Health care has always been a sector ripe for disruption, and now with Google and Apple launching new initiatives for digital health, we’re getting a glimpse of how it might actually happen. Wearable tech is turning out to be the back door into the health care sector, mostly through data collected from wearable sensors that enable us to monitor our bodies in real time.
If done right, both Google Fit and Apple’s HealthKit could eventually help to bring down the high costs of health care. All those wearable sensors could one day be transmitting so much data that it’s almost a no-brainer that it will help physicians make better decisions about our conditions and ailments. Instead of stopping by the doctor’s office once a year for a check-up, or only once something’s gone wrong, you will now be checking up on your body weekly, daily, maybe even hourly. And that means that you’d have early warning of emerging problems and be able to take proactive measures in advance.
Google and Apple — as two of the tech sector’s most prominent consumer-facing brands — can do a lot to change the way we think of health care. You could even argue that this innovation in the wearable tech sector is coming at exactly the right time — right after the nation has had a wrenching debate over the future of Obamacare. At the same time, technology trends such as mobile, big data and wearable technology are combining in creative new ways. As a result, when we hear that doctors could be using Google Glass to improve health care by creating “wearable health records,” probably the first reaction is not one of wonder, but rather, that it intuitively makes sense.
And it’s not just Google and Apple that are rethinking health care from the perspective of a young, tech-savvy millennial. Samsung also is thinking of ways to offer digital health tracking to consumers, and WebMD just announced a new initiative to leverage the consumer health tracking trend. When it comes to rethinking health insurance, Oscar has been getting a lot of attention in New York for its direct play to young millennials and its recent venture capital round that values the company at close to $800 million. Go to the Oscar site, though, and you don’t even have the sense that you’re taking care of your health care needs – the interface is that good.
For this new, younger generation of health care consumer – the person who’s used to checking a smartphone throughout the day, carrying on relationships via text message, and going to bed with that smartphone nearby — Google Fit or Apple HealthKit seem to make sense.
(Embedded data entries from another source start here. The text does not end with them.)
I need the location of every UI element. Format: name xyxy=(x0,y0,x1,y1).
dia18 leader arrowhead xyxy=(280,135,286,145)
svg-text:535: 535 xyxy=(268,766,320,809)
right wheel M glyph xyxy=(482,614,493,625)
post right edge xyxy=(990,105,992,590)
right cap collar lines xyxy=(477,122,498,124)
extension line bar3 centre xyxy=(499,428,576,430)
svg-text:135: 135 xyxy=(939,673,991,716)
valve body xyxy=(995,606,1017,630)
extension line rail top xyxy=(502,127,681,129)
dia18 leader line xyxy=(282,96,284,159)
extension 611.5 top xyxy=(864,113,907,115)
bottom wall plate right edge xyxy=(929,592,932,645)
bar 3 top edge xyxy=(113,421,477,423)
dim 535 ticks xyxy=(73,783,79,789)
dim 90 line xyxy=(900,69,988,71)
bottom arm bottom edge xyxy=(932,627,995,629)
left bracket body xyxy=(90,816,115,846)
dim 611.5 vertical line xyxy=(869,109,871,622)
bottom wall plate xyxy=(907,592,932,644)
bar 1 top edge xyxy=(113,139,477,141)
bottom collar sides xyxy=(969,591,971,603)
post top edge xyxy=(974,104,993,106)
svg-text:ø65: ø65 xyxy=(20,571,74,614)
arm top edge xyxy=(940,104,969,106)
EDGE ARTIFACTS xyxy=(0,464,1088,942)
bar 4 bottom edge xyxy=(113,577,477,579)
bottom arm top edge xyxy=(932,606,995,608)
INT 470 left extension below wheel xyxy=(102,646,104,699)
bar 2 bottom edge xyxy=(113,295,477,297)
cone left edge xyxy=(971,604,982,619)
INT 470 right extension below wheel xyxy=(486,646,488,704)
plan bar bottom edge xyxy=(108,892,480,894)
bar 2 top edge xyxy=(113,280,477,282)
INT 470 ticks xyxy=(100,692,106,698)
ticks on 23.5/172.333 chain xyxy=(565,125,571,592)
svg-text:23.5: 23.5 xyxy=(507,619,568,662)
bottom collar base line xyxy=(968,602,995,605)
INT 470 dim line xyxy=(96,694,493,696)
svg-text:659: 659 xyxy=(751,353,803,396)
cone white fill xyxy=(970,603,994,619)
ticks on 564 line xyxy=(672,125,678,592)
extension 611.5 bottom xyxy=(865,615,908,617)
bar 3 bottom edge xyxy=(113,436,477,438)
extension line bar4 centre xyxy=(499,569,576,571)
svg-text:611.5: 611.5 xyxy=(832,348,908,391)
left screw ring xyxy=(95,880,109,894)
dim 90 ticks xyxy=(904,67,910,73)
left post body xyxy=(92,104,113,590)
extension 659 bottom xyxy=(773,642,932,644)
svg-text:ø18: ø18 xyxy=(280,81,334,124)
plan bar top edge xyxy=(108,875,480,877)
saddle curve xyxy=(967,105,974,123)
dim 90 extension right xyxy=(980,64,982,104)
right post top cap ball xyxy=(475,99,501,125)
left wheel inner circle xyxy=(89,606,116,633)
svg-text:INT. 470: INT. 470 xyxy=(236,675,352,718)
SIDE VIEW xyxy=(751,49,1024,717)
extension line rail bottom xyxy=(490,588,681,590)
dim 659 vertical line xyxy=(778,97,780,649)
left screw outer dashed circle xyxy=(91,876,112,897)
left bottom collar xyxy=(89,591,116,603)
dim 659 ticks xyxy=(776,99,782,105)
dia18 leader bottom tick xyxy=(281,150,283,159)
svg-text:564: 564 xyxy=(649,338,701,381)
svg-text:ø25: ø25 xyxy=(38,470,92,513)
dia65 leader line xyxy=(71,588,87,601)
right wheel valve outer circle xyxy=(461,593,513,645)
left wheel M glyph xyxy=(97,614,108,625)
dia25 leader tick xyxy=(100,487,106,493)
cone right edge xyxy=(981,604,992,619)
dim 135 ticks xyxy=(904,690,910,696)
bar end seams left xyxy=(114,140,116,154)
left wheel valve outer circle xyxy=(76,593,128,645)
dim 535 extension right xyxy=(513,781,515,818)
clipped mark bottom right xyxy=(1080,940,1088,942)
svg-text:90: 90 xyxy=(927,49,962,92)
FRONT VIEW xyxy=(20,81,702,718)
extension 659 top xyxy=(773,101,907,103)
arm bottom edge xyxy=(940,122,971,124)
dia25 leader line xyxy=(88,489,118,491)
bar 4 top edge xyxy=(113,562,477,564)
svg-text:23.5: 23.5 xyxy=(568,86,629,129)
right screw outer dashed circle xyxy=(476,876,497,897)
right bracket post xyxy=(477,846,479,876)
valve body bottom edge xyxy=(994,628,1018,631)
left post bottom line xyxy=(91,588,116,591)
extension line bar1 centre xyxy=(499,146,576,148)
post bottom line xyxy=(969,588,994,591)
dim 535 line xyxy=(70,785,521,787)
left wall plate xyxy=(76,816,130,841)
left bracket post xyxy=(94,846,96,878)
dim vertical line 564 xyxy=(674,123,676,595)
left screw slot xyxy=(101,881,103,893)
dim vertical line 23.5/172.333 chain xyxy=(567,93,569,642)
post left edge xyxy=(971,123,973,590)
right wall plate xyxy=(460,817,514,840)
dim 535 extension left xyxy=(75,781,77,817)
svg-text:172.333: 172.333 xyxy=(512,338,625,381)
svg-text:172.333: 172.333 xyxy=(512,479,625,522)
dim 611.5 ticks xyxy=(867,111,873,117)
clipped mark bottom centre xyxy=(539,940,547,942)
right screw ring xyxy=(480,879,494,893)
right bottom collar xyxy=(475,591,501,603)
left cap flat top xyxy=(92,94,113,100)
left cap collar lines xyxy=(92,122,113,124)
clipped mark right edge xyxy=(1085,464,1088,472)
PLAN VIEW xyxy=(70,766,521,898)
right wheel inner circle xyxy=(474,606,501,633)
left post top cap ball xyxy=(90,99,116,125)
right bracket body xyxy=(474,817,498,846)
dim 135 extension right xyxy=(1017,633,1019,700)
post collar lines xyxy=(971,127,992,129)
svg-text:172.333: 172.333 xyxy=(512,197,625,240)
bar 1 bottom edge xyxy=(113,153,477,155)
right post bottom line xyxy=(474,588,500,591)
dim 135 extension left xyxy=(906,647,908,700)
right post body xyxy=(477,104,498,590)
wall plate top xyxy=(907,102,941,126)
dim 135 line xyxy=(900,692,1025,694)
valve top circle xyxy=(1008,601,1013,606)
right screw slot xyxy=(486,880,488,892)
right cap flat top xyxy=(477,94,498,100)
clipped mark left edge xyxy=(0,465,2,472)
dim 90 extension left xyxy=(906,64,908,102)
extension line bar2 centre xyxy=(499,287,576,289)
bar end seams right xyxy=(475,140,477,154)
In the future, instead of taking pictures of our meals and uploading them to Instagram, we may be sending them to our doctors as a quick and easy way to measure our caloric intake. Instead of using SnapChat to send photos to a close circle of friends, we might use a similar type of service to send private photos of ailments (like an allergic rash) to doctors for quick analysis.
That’s the type of mind-set change that companies like Apple and Google can effect.
The only caveat in all this, however, is that breaking into health care is notoriously tough. Just ask Google. Google Fit may sound like something that spontaneously arose out of the wearable tech revolution, but as some have pointed out, it could just be an updated version of Google Health, which died a slow death in 2011. Of course, that was before Obamacare passed, but still. And collecting all that data is great, but there’s a long way between collecting data and transforming that data into actionable information about your health.
Innovative tech companies getting involved and shaking things up a bit can only be a good thing for consumers. Technology – especially in the form of wearable sensors that can transmit data in real time to health care providers – has the ability to create a new type of highly responsive, one-on-one type of personalized health. Companies like Apple and Google can help to break down the notion that health has to be something offered by a monolithic company with a confusing set of rules and terms. It might just be the case that mobile health care facilitated by wearable tech will turn out to be better than traditional doctors.